Hay sensación de manzana rodeada. Según la fuente de información que consultemos, diferirán las causas del peligro que nos acecha. Sin embargo, hay que admitir que -más allá del uso ideológico que se les pueda dar a los hechos- suceden cosas inquietantes: asaltos en hogares o negocios, ocupados o no, con o sin toma de rehenes; arrebatos agresivos en la vía pública; secuestros extorsivos, incluso virtuales; entraderas y salideras en ocasiones varias; ataques, más o menos sádicos, hacia personas ancianas; violaciones de niñas y jóvenes, a menudo seguidas de homicidio; episodios de gatillo fácil que causan miles de muertes [1] entre jóvenes en su enorme mayoría pobres; desapariciones, relacionadas o no con la trata de personas; homicidios pasionales; acoso y creciente violencia escolar; violencia entre jóvenes cuando salen de los boliches; linchamientos de presuntos delincuentes callejeros; violencia de género, que con frecuencia culmina en la quema de mujeres; aumento significativo de casos de abuso sexual infantil de carácter intra y extrafamiliar; asesinatos mafiosos protagonizados por bandas de narcotraficantes que avanzan incluso si provocan la muerte de terceros; agresiones hacia maestros, médicos, enfermeras y otras figuras anteriormente jerarquizadas por la gente; hechos cruentos en el seno de grupos de riesgo, cuya proliferación resulta alarmante y todo tipo de abordaje de conflictos en forma violenta, con uso de armas blancas y de las otras. Esta lista, terrorífica aunque incompleta, basta para describir un clima en el que la desconfianza hacia el prójimo hace estragos, sobre todo si el otro tiene rasgos, los que sean, que permiten calificarlo como diferente.

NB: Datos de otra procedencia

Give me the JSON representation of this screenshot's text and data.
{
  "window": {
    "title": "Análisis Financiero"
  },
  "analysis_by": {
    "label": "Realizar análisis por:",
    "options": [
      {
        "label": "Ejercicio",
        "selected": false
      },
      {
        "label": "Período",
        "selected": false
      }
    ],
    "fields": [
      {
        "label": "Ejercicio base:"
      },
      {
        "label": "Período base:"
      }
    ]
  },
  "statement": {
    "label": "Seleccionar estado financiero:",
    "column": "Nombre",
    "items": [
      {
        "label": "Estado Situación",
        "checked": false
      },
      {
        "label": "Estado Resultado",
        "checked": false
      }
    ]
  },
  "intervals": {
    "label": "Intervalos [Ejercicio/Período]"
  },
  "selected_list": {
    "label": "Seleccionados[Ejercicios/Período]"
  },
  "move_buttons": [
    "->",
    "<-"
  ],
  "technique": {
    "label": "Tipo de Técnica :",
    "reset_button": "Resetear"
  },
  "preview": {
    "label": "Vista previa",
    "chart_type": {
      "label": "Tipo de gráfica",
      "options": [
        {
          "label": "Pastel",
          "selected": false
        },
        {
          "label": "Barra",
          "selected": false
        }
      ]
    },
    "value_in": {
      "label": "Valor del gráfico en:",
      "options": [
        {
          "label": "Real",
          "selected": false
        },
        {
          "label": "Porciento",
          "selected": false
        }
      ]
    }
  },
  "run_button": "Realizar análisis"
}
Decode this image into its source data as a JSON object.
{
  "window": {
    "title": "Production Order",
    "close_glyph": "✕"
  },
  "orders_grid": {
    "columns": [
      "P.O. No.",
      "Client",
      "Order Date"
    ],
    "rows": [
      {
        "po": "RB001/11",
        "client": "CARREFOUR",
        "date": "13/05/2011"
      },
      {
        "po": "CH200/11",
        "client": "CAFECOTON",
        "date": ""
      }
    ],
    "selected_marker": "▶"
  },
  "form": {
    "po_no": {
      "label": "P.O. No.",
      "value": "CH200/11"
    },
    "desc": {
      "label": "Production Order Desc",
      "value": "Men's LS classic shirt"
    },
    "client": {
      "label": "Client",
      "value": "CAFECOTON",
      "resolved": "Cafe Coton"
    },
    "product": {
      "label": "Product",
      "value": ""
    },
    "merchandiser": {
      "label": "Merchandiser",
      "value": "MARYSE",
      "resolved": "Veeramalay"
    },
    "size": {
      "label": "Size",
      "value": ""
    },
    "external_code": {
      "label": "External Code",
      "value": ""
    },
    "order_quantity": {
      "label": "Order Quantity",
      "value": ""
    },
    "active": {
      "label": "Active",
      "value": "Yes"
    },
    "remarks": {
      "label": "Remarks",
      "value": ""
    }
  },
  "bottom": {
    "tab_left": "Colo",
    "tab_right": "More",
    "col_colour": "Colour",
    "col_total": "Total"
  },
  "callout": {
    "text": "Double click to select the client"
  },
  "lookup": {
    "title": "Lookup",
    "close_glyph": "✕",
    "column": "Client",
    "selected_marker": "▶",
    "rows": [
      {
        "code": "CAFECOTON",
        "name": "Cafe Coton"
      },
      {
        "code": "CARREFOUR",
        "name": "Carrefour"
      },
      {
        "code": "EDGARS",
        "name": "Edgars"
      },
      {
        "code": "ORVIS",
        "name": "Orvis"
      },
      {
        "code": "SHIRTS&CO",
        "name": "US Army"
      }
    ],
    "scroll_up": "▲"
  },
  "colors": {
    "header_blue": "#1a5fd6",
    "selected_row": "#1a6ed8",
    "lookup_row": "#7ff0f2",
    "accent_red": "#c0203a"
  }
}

El oficialismo minimiza los datos de violencia y prefiere destacar que desarrolla políticas asistencialistas, como modo de contrarrestar las acusaciones de los contras que responsabilizan al gobierno por lo que sucede. Éste considera que la prensa opositora ejerce una crítica destructiva con fines golpistas y, para denunciarla, se dedica a enumerar no ya la estadística de los delitos sino el modo de distribución de las noticias policiales en los medios. Sabemos que el medio es el mensaje/masaje [2], pero esta verdad no nos puede servir para negar toda consistencia a lo que sucede. De hecho, el oficialismo mismo en su impotencia para resolver estas cuestiones termina por intensificar la represión.
La prensa opositora más recalcitrante pone el acento causal en condiciones de impunidad que le atribuye al gobierno. Refiere dicha impunidad tanto a la vista gorda judicial respecto de las denuncias de corrupción gubernamental, que son por todos conocidas, como a una supuesta lenidad de los magistrados que permite -según dicen- que no haya castigos significativos para los delitos, especialmente para los delitos contra las personas y contra la propiedad privada, cuya defensa ejerce con ahínco. Esa prensa incluye la protesta social, sus manifestaciones callejeras, dentro de la bolsa de lo que define como inseguridad. Así, impulsa como supuesta solución -directa o indirectamente- una profundización de los mecanismos represivos. En un lugar de menor importancia, ubica los efectos de la exclusión social como propiciatorios de conductas violentas.
Podríamos hablar de violencias, en plural, para, de este modo, abarcar toda una serie de fenómenos que no se reducen a los que denuncian los medios o que, aun estando incluidos, son tratados superficialmente. Nos interesa encontrar los rasgos que definen su cualidad, más aún que registrar su cantidad. Nos ocuparemos de algunos.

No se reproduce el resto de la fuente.